07 Haziran


 Kırmız Kazak kitabında gördüğüm ve listeme eklediğim, Eduardo Galeano' nun eşi Helena' nın rüyalarını yazdığı ve Isıdro Ferrer ' in görselleriyle inanılmaz bir kitaba dönüşmüş olan Helena' nın Rüyaları dün elime ulaştı. Gelen kitapların en üstünde duruyordu. Bilge okuldan erken geldi, kitabı aldı, buna biraz bakayım dedi, içeri geçti. Defalarca gelip, heyecanla görselleri gösterdi, yorum yaptı. Ne kadar kaliteli dedi. Görseller diyorum o kadar güzeller ki, kolaj desem yetersiz kalır, üç boyutlu ve hepsi birbirinden şahane. Sayfanın solunda  Helena' nın rüyalarını sabırla dinleyip, şiirsel bir dille yazıya döken yazar, sağ tarafında o rüyanın görsel yorumu. 24 rüya var hemen bitiyor, tekrar başa dönüp  başlıyorsunuz okumaya ve her ayrıntıya bakmaya. Ciltli ve baskısı çok kaliteli bir kitap.
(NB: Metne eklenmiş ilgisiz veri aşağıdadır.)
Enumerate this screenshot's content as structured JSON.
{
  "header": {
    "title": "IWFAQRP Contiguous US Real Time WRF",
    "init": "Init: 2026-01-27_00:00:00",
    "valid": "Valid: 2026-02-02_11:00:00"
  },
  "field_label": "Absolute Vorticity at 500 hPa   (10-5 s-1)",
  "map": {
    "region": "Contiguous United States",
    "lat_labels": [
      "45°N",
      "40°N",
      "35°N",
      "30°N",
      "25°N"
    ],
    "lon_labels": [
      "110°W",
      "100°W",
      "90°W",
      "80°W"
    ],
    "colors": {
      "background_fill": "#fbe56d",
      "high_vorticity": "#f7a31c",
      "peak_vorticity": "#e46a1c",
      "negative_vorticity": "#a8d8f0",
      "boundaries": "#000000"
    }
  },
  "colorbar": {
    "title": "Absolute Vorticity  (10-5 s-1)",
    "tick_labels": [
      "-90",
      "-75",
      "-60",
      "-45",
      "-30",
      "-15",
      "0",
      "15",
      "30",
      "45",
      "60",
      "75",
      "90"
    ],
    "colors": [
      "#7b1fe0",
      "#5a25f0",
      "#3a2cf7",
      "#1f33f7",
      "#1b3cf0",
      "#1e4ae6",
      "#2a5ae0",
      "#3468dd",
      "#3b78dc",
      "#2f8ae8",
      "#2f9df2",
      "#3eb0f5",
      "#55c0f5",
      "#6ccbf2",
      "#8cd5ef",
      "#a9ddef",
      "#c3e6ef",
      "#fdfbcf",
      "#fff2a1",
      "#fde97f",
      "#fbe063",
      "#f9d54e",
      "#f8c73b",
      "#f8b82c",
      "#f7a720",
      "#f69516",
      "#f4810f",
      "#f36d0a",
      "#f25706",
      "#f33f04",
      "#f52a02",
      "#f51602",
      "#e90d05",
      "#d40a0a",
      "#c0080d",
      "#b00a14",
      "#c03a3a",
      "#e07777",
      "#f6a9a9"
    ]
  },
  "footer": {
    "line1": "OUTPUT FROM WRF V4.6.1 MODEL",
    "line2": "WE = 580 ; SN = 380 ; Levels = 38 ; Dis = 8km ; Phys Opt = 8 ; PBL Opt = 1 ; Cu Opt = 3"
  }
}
Üniversite yıllarında rüyalar mevzusuna takmıştım kafayı, nerede okuduğumu hatırlamıyorum ama uyanınca günü gününe bir deftere kaydettim uzunca bir süre rüyalarımı. Yazdıkça hatırlıyordum, bazen ard arda gördüğüm rüyalara şaşırıp kalıyordum Sonra niye bıraktım, o defter nerede kaldı hatırlamıyorum. Arada yine merakla rem uykusu, derin uyku, nöronlar, beyin dalgaları falan denk geldikçe okurum. Gündüz Vassaf' ın Cennetin Dibi kitabında ikinci körlük kısmını okuyunca uzun bir süre düşündüm bu konu üzerine.  Doğuştan kör olan insanların rüya görmediğini, sonradan kör olan insanlarınsa  rüya görmeye devam ettiklerini ve bir süre sonra bu rüyaların son bulduğunu, buna ikinci körlük dendiğini öğrendim. Çok üzücü ve düşündürücü. Belki de bizim görsel temelli rüya dediğimiz olayı, duyusal olarak yaşıyorlardır bilemiyorum, bunula ilgili pek bir bilgiye de ulaşamadım. İnsan etrafında olmayan ama dünyada var olan pek çok şeyden bir haber. Aklına bile gelmiyor.